Il s’était accroché à la rampe en appelant au secours ! La masse des gars sur le quai avait commencé à gueuler et à avancer sur les flics qui s’étaient rapidement esquivés en lâchant le gars.
C’est en partant de cette expérience des masses qu’on a discuté dans les ateliers et qu’on a décidé la forme de lutte à employer contre la hausse des prix du métro : se grouper en masse à la sortie de l’usine pour passer sans payer, se préparer à chasser les flics éventuels.
Exemple 2 : L’IDEE PREMIERE DU GROUPE OUVRIER ANTI-FLIC.
Au Département 49, un travailleur avait foutu sur la gueule devant la porte de l’usine à un régleur particulièrement fayot et flic, et avait été sanctionné.
Comme il avait opéré seul, sans mobiliser son atelier, personne ne l’avait soutenu, mais tout le monde était d’accord que le régleur était un salaud.
Les copains n’ont pas dit : « C’est une connerie, il aura’it fallu faire ceci ou cela ! » Au contraire, ils ont fait un tract où ils disaient : « C’était bien, mais ça pourrait être encore mieux, en frappant plus fort, en s’organisant avec des copains pour le faire sans risque de sanctions, en mobilisant les travail leurs’dans l’atelier » et lançaient une campagne contre les régleurs fayots.
Ce tract, pour montrer son sérieux, a été diffusé clandestinement. Pour faire passer l’idée que n’importe quel groupe de copains pouvait s’organiser contre les chefs et régleurs flics, il était signé GOAF. C’est de ce petit rien qu’est née l’idée de la milice ouvrière à Renault.
Il faut donc toujours être attentif à toutes les actions que font les masses; c’est là que l’on doit puiser nos idées.
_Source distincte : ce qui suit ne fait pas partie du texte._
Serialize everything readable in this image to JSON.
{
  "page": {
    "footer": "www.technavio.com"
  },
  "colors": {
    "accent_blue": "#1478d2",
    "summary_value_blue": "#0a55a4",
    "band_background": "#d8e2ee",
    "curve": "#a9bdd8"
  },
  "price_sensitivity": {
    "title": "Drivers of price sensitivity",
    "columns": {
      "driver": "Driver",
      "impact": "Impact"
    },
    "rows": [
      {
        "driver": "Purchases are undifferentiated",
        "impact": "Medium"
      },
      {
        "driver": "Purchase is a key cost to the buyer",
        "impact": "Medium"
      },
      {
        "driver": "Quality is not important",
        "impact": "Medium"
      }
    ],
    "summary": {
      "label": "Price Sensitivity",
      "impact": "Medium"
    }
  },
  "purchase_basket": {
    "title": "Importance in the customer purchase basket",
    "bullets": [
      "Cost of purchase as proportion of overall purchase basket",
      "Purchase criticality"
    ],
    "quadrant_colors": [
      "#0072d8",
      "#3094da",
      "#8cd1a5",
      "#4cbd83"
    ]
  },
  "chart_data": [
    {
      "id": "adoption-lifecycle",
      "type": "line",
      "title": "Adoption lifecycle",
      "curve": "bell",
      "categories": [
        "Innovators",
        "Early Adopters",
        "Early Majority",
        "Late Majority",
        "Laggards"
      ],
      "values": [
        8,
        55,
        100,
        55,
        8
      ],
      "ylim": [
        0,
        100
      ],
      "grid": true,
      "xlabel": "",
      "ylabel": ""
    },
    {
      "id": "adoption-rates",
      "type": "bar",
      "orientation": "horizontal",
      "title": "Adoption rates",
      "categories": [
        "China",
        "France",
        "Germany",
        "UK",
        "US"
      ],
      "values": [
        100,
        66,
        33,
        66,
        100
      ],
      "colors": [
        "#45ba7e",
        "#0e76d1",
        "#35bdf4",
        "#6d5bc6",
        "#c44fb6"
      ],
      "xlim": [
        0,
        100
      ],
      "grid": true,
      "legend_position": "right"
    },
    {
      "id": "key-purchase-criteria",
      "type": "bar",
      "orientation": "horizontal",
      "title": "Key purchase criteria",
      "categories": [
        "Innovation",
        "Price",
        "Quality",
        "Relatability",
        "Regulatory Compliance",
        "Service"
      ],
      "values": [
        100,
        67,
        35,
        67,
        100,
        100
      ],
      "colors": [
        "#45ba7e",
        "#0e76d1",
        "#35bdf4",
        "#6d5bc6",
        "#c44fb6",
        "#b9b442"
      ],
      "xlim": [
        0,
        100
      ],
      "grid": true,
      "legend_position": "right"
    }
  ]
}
C’est dans les grèves sauvages que l’on peut comprendre comment se débrouiller sans les syndicats et que l’on voit ce que les gars pensent réellement.
Mais il faut même prêter attention aux actions individuelles de révolte. Elles reflètent le plus souvent l’état d’esprit général, par exemple les sabotages, mais surtout les actions de gars qui cassent tout seul la gueule à leur chef, à un gardien ou à un délégué.
C’est en appliquant cette règle dans notre travail que l’on peut inventer de nouvelles idées, de nouvelles formes de lutte et d’organisation qui servent la Révolution dans les conditions actuelles.
Les libertaires et les membres du bloc, avec tout le courage du monde, n’appuient pas l’initiative des masses, ne libèrent pas la créativité et la lutte des masses. Ils tentent de « forcer » le passage d’une situation à une autre, par l’action directe, pensant être une allumette. C’est finalement la théorie de la « propagande par le fait », qui n’a jamais fonctionné nul part.
La lecture de ce document donne certaines perspectives, sans être parfaite. L’important, c’est de comprendre : les masses veulent être organisées, veulent se battre. Ceux qui ne veulent pas organiser les masses par peur de « l’autoritarisme » s’y substituent. D’autres veulent les organiser, refusant le principe d’avant garde, et sombrent dans une pseudo « accumulation pacifique des forces ». Il n’y a rien à tirer de tout ça. La Cause du Peuple, elle, scrute les idées justes venant de la mobilisation et cherchera, par tous les moyens, à les généraliser.